Scary Sickle Cell

Living at altitude there are some things that you become hyper aware about. One of the more obvious things is the lack of oxygen in the air. When it comes to athletics there are a few advantages but many disadvantages to the limited O2. Having played and watched sports at the mile high level for many years you start to become in tune to ailments or conditions that might worsen because of the high altitude. One of those conditions that you definitely need to be aware of is Sickle Cell Anemia and Sickle Cell Anemia Trait. The National Athletic Trainer’s Association defines Sickle Cell Anemia Trait in their position statement as the inheritance of one gene for sickle hemoglobin and one for normal hemoglobin. Hemoglobin is a protein in the red blood cells that transports oxygen. In times of extreme exertion or exercise the sickle hemoglobin will cause the red blood cell to shrink into a quarter or half-moon shape. This greatly affects the body’s oxygen levels. The sickle cells also causes blockages in vessels because the cells catch on each other and cannot move freely.


Sickle cell is a genetic adaptation and  it is common in people whose origin is from areas where malaria is widespread. Just carrying one of the sickle-cell genes could defend off malaria (NATA Position Statement). 1 in 12 African-Americans posses the trait. It is good to take note that the trait is also seen in Mediterranean, Middle Eastern, Indian, Caribbean and South and Central American descendents.

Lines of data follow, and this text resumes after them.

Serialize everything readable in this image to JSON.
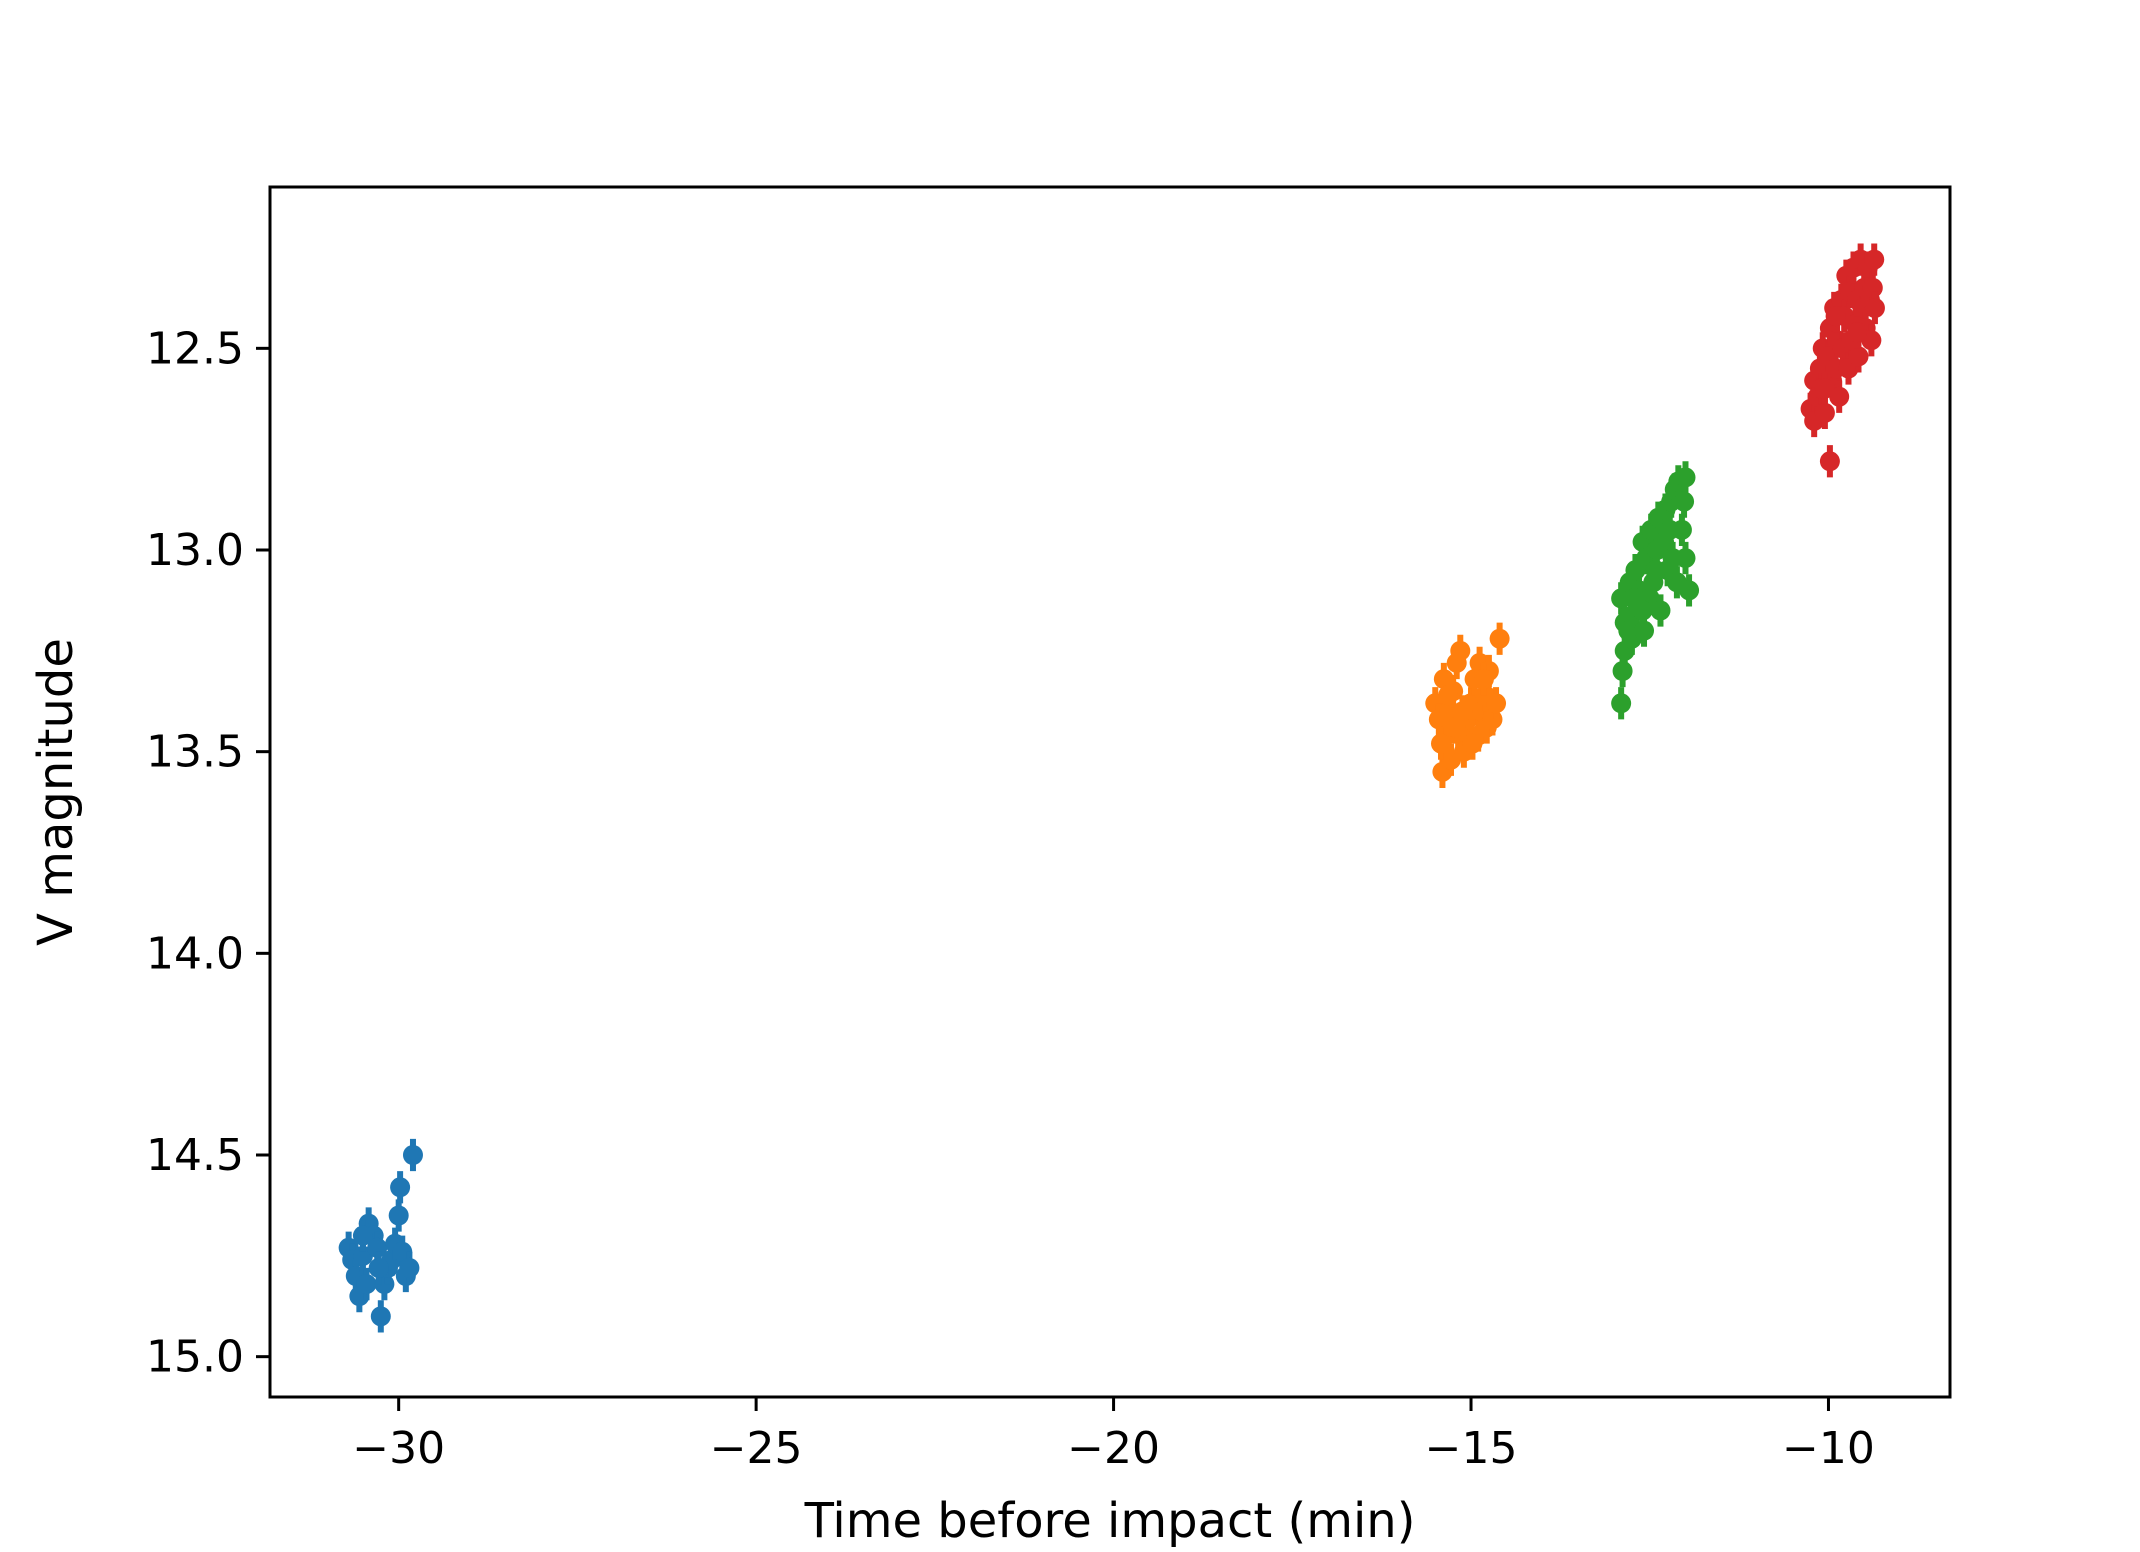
{
  "chart_data": {
    "type": "scatter",
    "title": "",
    "xlabel": "Time before impact (min)",
    "ylabel": "V magnitude",
    "xlim": [
      -31.8,
      -8.3
    ],
    "ylim": [
      15.1,
      12.1
    ],
    "y_inverted": true,
    "grid": false,
    "xticks": [
      -30,
      -25,
      -20,
      -15,
      -10
    ],
    "xtick_labels": [
      "−30",
      "−25",
      "−20",
      "−15",
      "−10"
    ],
    "yticks": [
      12.5,
      13.0,
      13.5,
      14.0,
      14.5,
      15.0
    ],
    "ytick_labels": [
      "12.5",
      "13.0",
      "13.5",
      "14.0",
      "14.5",
      "15.0"
    ],
    "error_bar_size": 0.04,
    "series": [
      {
        "color": "#1f77b4",
        "points": [
          [
            -30.7,
            14.73
          ],
          [
            -30.65,
            14.76
          ],
          [
            -30.6,
            14.8
          ],
          [
            -30.55,
            14.85
          ],
          [
            -30.5,
            14.75
          ],
          [
            -30.45,
            14.82
          ],
          [
            -30.42,
            14.67
          ],
          [
            -30.35,
            14.7
          ],
          [
            -30.3,
            14.73
          ],
          [
            -30.25,
            14.9
          ],
          [
            -30.2,
            14.82
          ],
          [
            -30.15,
            14.78
          ],
          [
            -30.1,
            14.76
          ],
          [
            -30.05,
            14.72
          ],
          [
            -30.0,
            14.65
          ],
          [
            -29.98,
            14.58
          ],
          [
            -29.95,
            14.74
          ],
          [
            -29.9,
            14.8
          ],
          [
            -29.85,
            14.78
          ],
          [
            -29.8,
            14.5
          ],
          [
            -30.5,
            14.7
          ],
          [
            -30.28,
            14.78
          ]
        ]
      },
      {
        "color": "#ff7f0e",
        "points": [
          [
            -15.5,
            13.38
          ],
          [
            -15.45,
            13.42
          ],
          [
            -15.4,
            13.55
          ],
          [
            -15.38,
            13.32
          ],
          [
            -15.35,
            13.46
          ],
          [
            -15.3,
            13.4
          ],
          [
            -15.28,
            13.52
          ],
          [
            -15.25,
            13.35
          ],
          [
            -15.2,
            13.28
          ],
          [
            -15.18,
            13.45
          ],
          [
            -15.15,
            13.25
          ],
          [
            -15.1,
            13.5
          ],
          [
            -15.05,
            13.42
          ],
          [
            -15.0,
            13.38
          ],
          [
            -14.95,
            13.32
          ],
          [
            -14.9,
            13.46
          ],
          [
            -14.88,
            13.28
          ],
          [
            -14.85,
            13.4
          ],
          [
            -14.8,
            13.36
          ],
          [
            -14.78,
            13.44
          ],
          [
            -14.75,
            13.3
          ],
          [
            -14.7,
            13.42
          ],
          [
            -14.65,
            13.38
          ],
          [
            -14.6,
            13.22
          ],
          [
            -15.42,
            13.48
          ],
          [
            -15.32,
            13.36
          ],
          [
            -15.12,
            13.4
          ],
          [
            -14.98,
            13.48
          ],
          [
            -14.82,
            13.32
          ],
          [
            -15.22,
            13.44
          ]
        ]
      },
      {
        "color": "#2ca02c",
        "points": [
          [
            -12.9,
            13.38
          ],
          [
            -12.88,
            13.3
          ],
          [
            -12.85,
            13.25
          ],
          [
            -12.9,
            13.12
          ],
          [
            -12.85,
            13.18
          ],
          [
            -12.8,
            13.2
          ],
          [
            -12.78,
            13.08
          ],
          [
            -12.75,
            13.22
          ],
          [
            -12.7,
            13.05
          ],
          [
            -12.68,
            13.15
          ],
          [
            -12.65,
            13.1
          ],
          [
            -12.6,
            12.98
          ],
          [
            -12.58,
            13.2
          ],
          [
            -12.55,
            13.02
          ],
          [
            -12.5,
            13.12
          ],
          [
            -12.48,
            12.95
          ],
          [
            -12.45,
            13.08
          ],
          [
            -12.4,
            13.0
          ],
          [
            -12.38,
            12.92
          ],
          [
            -12.35,
            13.15
          ],
          [
            -12.3,
            12.98
          ],
          [
            -12.28,
            12.9
          ],
          [
            -12.25,
            13.05
          ],
          [
            -12.2,
            12.88
          ],
          [
            -12.18,
            13.02
          ],
          [
            -12.15,
            12.85
          ],
          [
            -12.12,
            13.08
          ],
          [
            -12.1,
            12.83
          ],
          [
            -12.05,
            12.95
          ],
          [
            -12.02,
            12.88
          ],
          [
            -12.0,
            12.82
          ],
          [
            -11.95,
            13.1
          ],
          [
            -12.0,
            13.02
          ],
          [
            -12.6,
            13.15
          ],
          [
            -12.72,
            13.12
          ],
          [
            -12.42,
            13.05
          ],
          [
            -12.22,
            12.95
          ]
        ]
      },
      {
        "color": "#d62728",
        "points": [
          [
            -10.25,
            12.65
          ],
          [
            -10.2,
            12.68
          ],
          [
            -10.2,
            12.58
          ],
          [
            -10.15,
            12.62
          ],
          [
            -10.12,
            12.55
          ],
          [
            -10.1,
            12.6
          ],
          [
            -10.08,
            12.5
          ],
          [
            -10.05,
            12.66
          ],
          [
            -10.0,
            12.52
          ],
          [
            -9.98,
            12.45
          ],
          [
            -9.95,
            12.58
          ],
          [
            -9.92,
            12.4
          ],
          [
            -9.9,
            12.55
          ],
          [
            -9.88,
            12.48
          ],
          [
            -9.85,
            12.62
          ],
          [
            -9.82,
            12.38
          ],
          [
            -9.8,
            12.5
          ],
          [
            -9.78,
            12.42
          ],
          [
            -9.75,
            12.32
          ],
          [
            -9.72,
            12.55
          ],
          [
            -9.7,
            12.36
          ],
          [
            -9.68,
            12.48
          ],
          [
            -9.65,
            12.3
          ],
          [
            -9.62,
            12.44
          ],
          [
            -9.6,
            12.38
          ],
          [
            -9.58,
            12.52
          ],
          [
            -9.55,
            12.28
          ],
          [
            -9.52,
            12.4
          ],
          [
            -9.5,
            12.35
          ],
          [
            -9.48,
            12.45
          ],
          [
            -9.45,
            12.3
          ],
          [
            -9.42,
            12.38
          ],
          [
            -9.4,
            12.48
          ],
          [
            -9.38,
            12.35
          ],
          [
            -9.36,
            12.28
          ],
          [
            -9.35,
            12.4
          ],
          [
            -9.98,
            12.78
          ],
          [
            -10.05,
            12.6
          ],
          [
            -9.9,
            12.42
          ],
          [
            -9.6,
            12.46
          ]
        ]
      }
    ]
  }
}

Some startling stats about sickle-cell:

  • In the past four decades, exertional sickling has killed at least 15 football players.
  • In the past seven years alone, sickling has killed nine athletes:
    • Five college football players in training,
    • Two high school athletes
    • Two 12-year-old boys training for football
  • Of 136 sudden, non-traumatic sports deaths in high school and college athletes over a decade, seven (5%) were from exertional sickling


So what are some signs and symptoms of a sickle-cell attack:

  • Cramping muscle weakness that exceeds muscle pain 
  • Athlete “slumps” to the ground rather than a sudden collapse (Rules out cardiac)
  • Able to speak (Rules out cardiac)
  • Muscles look and feel normal (rules out heat cramps)
  • Rapid breathing, but pulmonary exam reveals normal air movement (rules out asthma)
  • Rectal temperature less than 103oF (rule out heat stroke)

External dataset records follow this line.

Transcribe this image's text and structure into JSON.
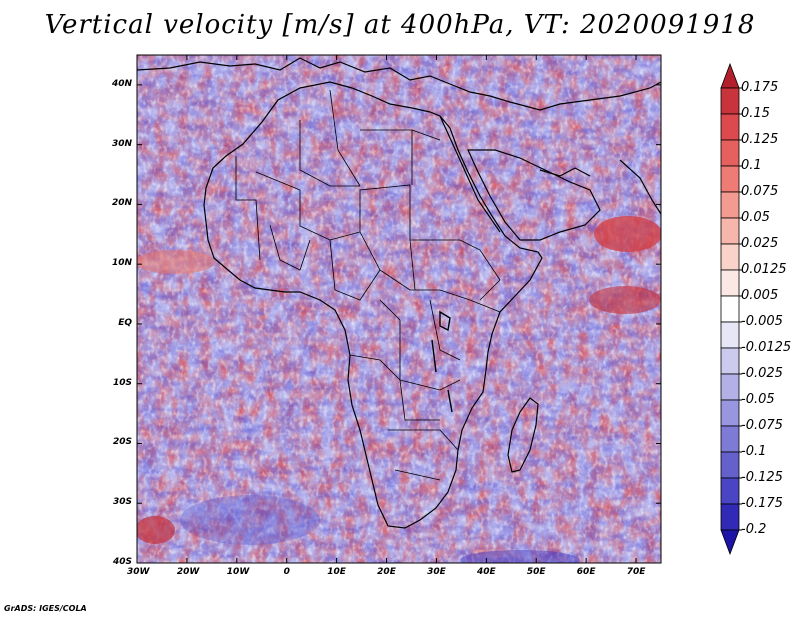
{
  "title": "Vertical velocity [m/s] at 400hPa, VT: 2020091918",
  "lat_labels": [
    "40N",
    "30N",
    "20N",
    "10N",
    "EQ",
    "10S",
    "20S",
    "30S",
    "40S"
  ],
  "lon_labels": [
    "30W",
    "20W",
    "10W",
    "0",
    "10E",
    "20E",
    "30E",
    "40E",
    "50E",
    "60E",
    "70E"
  ],
  "colorbar": {
    "labels": [
      "0.175",
      "0.15",
      "0.125",
      "0.1",
      "0.075",
      "0.05",
      "0.025",
      "0.0125",
      "0.005",
      "-0.005",
      "-0.0125",
      "-0.025",
      "-0.05",
      "-0.075",
      "-0.1",
      "-0.125",
      "-0.175",
      "-0.2"
    ],
    "colors": [
      "#b1202c",
      "#c9333c",
      "#dc4a4d",
      "#e6615d",
      "#ee7b74",
      "#f39b90",
      "#f6b6ab",
      "#f9d2c9",
      "#fbe8e4",
      "#ffffff",
      "#e6e6f6",
      "#cccbee",
      "#b2b0e6",
      "#9896df",
      "#7e7bd6",
      "#6460cc",
      "#4a45c2",
      "#302ab6",
      "#1c14a6"
    ]
  },
  "credit": "GrADS: IGES/COLA"
}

Ways to avoid a sickle-cell attack:

  • Build up slowly in training with paced progressions,
  • Allow longer periods of rest and recovery between repetitions.
  •  Encourage participation in preseason strength and conditioning programs
  • Athletes with sickle-cell trait should be excluded from participation in performance tests such as mile runs, serial sprints, etc., as several deaths have occurred from participation in this setting.
  • Stop any activity with onset of symptoms [muscle ‘cramping’, pain, swelling, weakness, tenderness; inability to “catch breath”, fatigue].
  •  Athletes with sickle-cell trait who perform repetitive high-speed sprints and/or interval training that induces high levels of lactic acid should be allowed extended recovery between repetitions
  • Ambient heat stress, dehydration, asthma, illness, and altitude predispose the athlete with sickle trait to an onset of crisis in physical exertion.
  •  Emphasize hydration
  • Control asthma
  • No workout if an athlete with sickle trait is ill
  • Watch closely the athlete with sickle-cell trait who is new to altitude.
  • Modify training and have supplemental oxygen available for competitions
  • Educate to create an environment that encourages athletes with sickle-cell trait to report any symptoms immediately;
  • Any signs or symptoms such as fatigue, difficulty breathing, leg or low back pain, or leg or low back cramping in an athlete with sickle-cell trait should be assumed to be sickling



How to treat a sickle-cell attack:

  • Check vital signs.
  • Administer high-flow oxygen, 15 lpm (if available),
  • Cool the athlete, if necessary.
  • Call 911, attach an AED, start an IV, and get the athlete to the hospital fast.
  • Tell the doctors to expect explosive rhabdomyolysis and grave metabolic complications.
  • Proactively prepare by having an Emergency Action Plan and appropriate emergency equipment for all practices and competitions.

Sickle cell anemia is a very serious condition and needs to be treated as soon as possible! The good thing about this disease is that it is easily screened for and once the proper people are aware of the condition it can definitely be well managed! Be aware and get screened!